Nella calma che seguì i loro cenni di assenso, Falcón fece al magistrato un breve resoconto sul suo colloquio con Lobo a proposito del livello di corruzione al tempo dell'Expo '92 e del coinvolgimento di Raúl Jiménez. Accennò anche all'avvertimento che gli aveva dato il Comisario.
«Se questo delitto ha a che fare con casi di corruzione, io devo essere libero di parlarne», affermò Calderón, uno scintillio negli occhi, all'improvviso il magistrato combattente.
«Certamente», lo rassicurò Falcón. «Ma vi sono aspetti abbastanza delicati, con il coinvolgimento di personaggi importanti che, anche se sono puliti, potrebbero non gradire l'associazione. Dell'ambiente della magistratura, ricorda chi compariva nelle fotografie? Bellido e Spinola, tanto per nominarne due.»
«Si tratta di cose di dieci anni fa, comunque», disse Calderón, il suo attacco di idealismo rapidamente smorzato.
«Non è un tempo poi tanto lungo per coltivare un rancore», osservò Falcón, e gli altri due lo guardarono come se l'Inspector Jefe di rancori ne coltivasse parecchi simultaneamente.
Dopo aver riferito la sua conversazione con Consuelo Jiménez, Falcón porse al giudice la stampata del vecchio elenco di indirizzi, ricordando che l'assassino si era appropriato del telefono cellulare di Raúl Jiménez. Calderón scorse l'elenco. Ramírez sbadigliò e si accese un'altra sigaretta.
«E così mi state dicendo», concluse Calderón, «che nonostante la scena orripilante che l'assassino ha lasciato nell'appartamento, malgrado tutti gli interrogatori e le deposizioni raccolte fino a questo momento… in effetti non abbiamo nessuna pista concreta?»
«Abbiamo sempre la signora Jiménez come principale indiziata. È l'unica ad avere avuto un movente preciso e la possibilità di mettere in esecuzione il suo piano. Eloisa Gómez è invece una possibile complice di un assassino che ha agito di propria iniziativa.»
«Oppure no», obiettò Calderón. «L'assassino potrebbe anche in questo caso essere stato pagato dalla signora Jiménez e, se così fosse, sono certo che la signora non avrebbe voluto attirare l'attenzione su di sé fornendo la chiave al sicario.
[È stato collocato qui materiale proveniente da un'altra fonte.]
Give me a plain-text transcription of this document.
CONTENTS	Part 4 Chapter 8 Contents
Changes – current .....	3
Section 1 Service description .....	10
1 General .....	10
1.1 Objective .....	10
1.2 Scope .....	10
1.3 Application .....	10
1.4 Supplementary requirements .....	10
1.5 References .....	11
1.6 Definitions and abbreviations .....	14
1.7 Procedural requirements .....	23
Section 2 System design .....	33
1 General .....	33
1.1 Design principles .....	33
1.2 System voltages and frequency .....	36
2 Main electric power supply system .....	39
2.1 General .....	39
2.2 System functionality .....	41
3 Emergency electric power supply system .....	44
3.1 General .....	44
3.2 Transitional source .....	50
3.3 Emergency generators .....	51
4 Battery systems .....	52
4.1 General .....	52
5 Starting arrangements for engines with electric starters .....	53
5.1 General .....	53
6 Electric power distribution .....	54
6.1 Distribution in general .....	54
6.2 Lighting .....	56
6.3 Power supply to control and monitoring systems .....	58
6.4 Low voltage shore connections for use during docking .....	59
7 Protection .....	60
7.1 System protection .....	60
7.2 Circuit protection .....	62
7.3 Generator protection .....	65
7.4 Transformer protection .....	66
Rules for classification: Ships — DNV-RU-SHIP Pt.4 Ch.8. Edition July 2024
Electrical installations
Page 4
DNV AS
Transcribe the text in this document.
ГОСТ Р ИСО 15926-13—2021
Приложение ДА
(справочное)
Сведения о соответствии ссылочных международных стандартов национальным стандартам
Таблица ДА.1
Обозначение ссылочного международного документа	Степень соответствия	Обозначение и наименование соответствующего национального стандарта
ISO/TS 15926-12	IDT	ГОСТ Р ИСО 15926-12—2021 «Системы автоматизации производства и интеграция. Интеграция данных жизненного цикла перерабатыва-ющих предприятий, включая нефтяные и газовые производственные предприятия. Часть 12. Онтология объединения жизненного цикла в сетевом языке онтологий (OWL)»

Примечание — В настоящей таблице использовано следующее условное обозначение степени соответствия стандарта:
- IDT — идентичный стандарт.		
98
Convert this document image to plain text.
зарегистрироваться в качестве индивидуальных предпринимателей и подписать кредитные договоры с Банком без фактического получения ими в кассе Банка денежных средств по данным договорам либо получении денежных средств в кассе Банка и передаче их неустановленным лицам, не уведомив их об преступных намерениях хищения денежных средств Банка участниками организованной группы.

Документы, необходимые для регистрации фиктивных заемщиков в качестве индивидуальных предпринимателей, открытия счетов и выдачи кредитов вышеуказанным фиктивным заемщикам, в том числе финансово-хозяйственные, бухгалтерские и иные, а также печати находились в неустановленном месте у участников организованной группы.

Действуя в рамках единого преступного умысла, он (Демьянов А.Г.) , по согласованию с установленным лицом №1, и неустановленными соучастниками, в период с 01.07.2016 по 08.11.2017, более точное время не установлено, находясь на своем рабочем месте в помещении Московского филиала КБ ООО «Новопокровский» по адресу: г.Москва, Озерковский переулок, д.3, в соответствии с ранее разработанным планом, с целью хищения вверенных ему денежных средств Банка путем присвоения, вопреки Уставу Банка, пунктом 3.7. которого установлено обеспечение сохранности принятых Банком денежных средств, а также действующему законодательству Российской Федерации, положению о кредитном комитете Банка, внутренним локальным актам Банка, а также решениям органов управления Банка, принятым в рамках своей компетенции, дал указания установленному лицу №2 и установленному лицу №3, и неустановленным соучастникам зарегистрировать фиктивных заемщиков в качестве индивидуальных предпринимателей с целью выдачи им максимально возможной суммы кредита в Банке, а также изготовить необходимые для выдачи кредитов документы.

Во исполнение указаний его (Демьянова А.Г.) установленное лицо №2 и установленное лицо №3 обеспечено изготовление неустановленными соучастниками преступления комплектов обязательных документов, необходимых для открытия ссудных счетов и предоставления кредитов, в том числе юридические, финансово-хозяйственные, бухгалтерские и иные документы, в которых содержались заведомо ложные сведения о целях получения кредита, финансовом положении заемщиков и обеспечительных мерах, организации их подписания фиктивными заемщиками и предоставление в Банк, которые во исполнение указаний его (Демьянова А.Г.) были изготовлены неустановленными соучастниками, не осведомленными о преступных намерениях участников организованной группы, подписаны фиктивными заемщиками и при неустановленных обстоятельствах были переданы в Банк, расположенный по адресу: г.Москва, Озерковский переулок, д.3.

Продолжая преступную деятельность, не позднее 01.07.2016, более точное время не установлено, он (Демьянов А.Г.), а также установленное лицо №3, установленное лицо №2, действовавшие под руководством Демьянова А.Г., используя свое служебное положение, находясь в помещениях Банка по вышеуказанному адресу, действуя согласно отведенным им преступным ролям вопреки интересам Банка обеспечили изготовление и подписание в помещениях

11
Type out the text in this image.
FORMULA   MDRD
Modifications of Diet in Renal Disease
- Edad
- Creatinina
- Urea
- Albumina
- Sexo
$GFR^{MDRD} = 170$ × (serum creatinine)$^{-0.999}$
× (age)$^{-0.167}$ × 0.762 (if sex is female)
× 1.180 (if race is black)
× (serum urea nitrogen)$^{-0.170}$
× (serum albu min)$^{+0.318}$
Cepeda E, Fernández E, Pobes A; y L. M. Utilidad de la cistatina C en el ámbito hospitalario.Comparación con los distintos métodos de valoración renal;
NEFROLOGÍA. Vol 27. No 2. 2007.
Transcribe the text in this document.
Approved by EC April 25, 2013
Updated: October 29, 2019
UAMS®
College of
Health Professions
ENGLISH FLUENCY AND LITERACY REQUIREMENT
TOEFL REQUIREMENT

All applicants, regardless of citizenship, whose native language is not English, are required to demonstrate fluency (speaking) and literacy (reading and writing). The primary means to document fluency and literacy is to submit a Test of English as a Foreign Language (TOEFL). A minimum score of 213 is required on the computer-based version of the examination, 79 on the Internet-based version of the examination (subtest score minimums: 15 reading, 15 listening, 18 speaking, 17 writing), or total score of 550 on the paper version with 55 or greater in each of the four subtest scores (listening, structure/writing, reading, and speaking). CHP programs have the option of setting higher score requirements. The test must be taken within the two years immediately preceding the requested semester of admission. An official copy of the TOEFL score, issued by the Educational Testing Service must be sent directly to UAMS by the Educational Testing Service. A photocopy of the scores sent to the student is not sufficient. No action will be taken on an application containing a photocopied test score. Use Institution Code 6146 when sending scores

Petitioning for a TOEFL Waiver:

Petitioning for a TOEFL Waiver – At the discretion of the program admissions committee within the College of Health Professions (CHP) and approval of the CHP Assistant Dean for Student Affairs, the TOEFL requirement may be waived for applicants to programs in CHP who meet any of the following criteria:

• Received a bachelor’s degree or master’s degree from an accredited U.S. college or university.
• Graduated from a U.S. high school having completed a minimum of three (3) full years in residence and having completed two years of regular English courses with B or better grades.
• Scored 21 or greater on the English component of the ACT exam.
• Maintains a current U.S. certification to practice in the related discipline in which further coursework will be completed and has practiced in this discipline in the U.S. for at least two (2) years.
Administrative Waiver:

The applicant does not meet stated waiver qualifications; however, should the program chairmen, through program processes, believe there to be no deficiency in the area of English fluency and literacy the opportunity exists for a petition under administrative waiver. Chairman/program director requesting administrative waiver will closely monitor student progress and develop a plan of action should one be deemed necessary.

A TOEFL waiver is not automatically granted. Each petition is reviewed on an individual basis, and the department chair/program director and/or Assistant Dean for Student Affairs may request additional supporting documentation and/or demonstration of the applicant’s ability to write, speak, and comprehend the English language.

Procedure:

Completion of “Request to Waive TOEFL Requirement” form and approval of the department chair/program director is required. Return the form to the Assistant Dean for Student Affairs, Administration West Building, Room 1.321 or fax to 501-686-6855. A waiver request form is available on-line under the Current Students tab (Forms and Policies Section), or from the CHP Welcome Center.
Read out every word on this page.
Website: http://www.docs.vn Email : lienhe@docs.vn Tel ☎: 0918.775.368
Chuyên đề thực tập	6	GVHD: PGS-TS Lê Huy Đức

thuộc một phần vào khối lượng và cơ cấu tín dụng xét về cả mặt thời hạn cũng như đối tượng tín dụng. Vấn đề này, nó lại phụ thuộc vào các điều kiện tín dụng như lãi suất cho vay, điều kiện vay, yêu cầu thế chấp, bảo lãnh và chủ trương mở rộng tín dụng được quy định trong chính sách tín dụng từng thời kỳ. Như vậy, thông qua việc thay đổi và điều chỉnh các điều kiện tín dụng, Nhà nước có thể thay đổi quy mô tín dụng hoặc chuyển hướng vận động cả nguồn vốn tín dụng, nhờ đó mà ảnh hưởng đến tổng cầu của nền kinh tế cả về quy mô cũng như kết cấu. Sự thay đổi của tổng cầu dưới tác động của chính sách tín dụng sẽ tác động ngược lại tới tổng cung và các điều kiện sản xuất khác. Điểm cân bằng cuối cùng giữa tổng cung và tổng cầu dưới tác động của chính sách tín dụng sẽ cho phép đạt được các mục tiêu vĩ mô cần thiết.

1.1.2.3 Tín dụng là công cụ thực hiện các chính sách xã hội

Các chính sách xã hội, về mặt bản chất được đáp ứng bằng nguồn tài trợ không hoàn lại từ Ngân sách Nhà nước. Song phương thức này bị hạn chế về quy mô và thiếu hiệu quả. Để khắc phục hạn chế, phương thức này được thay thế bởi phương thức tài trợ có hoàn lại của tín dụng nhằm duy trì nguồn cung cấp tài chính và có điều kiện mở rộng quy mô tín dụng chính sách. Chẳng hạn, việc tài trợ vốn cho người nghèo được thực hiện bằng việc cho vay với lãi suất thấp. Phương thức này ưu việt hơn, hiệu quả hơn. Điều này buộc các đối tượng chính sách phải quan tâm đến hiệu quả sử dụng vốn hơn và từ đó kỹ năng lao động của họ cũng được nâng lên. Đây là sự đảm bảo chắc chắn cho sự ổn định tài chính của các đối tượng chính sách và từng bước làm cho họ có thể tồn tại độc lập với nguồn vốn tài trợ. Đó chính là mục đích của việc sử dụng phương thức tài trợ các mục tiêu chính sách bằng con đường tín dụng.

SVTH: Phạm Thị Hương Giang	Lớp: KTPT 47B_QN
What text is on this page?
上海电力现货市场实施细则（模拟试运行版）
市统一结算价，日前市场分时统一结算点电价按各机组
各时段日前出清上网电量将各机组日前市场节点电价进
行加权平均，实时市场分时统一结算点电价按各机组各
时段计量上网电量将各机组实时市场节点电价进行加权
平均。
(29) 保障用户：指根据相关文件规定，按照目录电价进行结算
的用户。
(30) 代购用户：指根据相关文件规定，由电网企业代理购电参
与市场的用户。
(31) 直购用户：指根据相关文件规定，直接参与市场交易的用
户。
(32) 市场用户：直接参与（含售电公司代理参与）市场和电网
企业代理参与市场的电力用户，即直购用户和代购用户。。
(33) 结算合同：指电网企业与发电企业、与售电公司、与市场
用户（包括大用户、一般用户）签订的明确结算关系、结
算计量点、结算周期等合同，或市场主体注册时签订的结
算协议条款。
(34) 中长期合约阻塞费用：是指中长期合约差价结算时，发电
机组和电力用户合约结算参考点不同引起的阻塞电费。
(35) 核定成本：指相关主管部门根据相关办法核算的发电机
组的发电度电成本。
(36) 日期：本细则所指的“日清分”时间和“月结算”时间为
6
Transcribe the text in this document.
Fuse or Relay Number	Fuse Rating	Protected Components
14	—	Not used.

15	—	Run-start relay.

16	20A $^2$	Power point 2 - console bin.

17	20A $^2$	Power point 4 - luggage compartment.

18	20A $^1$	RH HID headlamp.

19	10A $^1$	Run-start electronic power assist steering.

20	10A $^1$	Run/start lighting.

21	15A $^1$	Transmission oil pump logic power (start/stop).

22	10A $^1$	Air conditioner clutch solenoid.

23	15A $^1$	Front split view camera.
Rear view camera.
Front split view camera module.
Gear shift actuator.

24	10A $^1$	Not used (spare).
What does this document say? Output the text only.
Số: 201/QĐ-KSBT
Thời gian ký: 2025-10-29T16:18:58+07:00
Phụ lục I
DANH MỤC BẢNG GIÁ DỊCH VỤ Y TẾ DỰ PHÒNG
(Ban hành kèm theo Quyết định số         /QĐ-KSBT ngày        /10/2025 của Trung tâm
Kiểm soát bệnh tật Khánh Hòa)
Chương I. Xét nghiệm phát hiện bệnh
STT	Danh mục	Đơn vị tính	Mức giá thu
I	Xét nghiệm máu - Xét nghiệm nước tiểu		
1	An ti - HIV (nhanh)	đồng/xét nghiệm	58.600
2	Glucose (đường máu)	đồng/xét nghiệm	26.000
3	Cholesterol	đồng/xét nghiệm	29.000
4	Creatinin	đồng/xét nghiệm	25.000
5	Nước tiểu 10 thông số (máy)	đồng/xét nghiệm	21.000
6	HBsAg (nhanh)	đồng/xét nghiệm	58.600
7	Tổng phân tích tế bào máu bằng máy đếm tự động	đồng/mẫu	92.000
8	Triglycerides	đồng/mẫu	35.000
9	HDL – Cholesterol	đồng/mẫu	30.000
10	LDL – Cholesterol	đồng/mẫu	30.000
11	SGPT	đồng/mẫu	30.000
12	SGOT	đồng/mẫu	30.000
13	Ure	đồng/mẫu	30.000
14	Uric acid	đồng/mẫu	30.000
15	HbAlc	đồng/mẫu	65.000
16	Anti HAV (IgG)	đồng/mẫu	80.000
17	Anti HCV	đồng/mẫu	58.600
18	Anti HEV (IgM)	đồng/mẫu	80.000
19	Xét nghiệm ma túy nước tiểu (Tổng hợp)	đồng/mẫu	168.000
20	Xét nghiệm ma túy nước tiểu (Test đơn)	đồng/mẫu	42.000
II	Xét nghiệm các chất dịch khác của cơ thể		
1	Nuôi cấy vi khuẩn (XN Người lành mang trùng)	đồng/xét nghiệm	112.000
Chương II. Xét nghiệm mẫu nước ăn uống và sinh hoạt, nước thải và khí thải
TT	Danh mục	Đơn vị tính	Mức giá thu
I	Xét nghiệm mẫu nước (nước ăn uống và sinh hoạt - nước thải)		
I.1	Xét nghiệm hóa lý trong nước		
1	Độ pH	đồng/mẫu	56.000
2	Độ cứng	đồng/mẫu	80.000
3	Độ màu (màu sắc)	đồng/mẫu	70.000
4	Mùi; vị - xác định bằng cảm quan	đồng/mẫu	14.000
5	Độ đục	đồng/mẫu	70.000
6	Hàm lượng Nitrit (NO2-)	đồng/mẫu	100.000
Gli avrebbe detto di trovare da solo il modo di entrare nell'appartamento.»
«E l'assassino si sarebbe servito della prostituta oppure dell'autoscala?» domandò Ramírez. «Io so quello che avrei fatto.»
«Se si fosse servito della ragazza per entrare, perché filmarla?» si chiese Calderón. «Non sembra logico. Sembra più sensata l'altra ipotesi, cioè che l'abbia fatto per farci vedere quanto sia bravo.»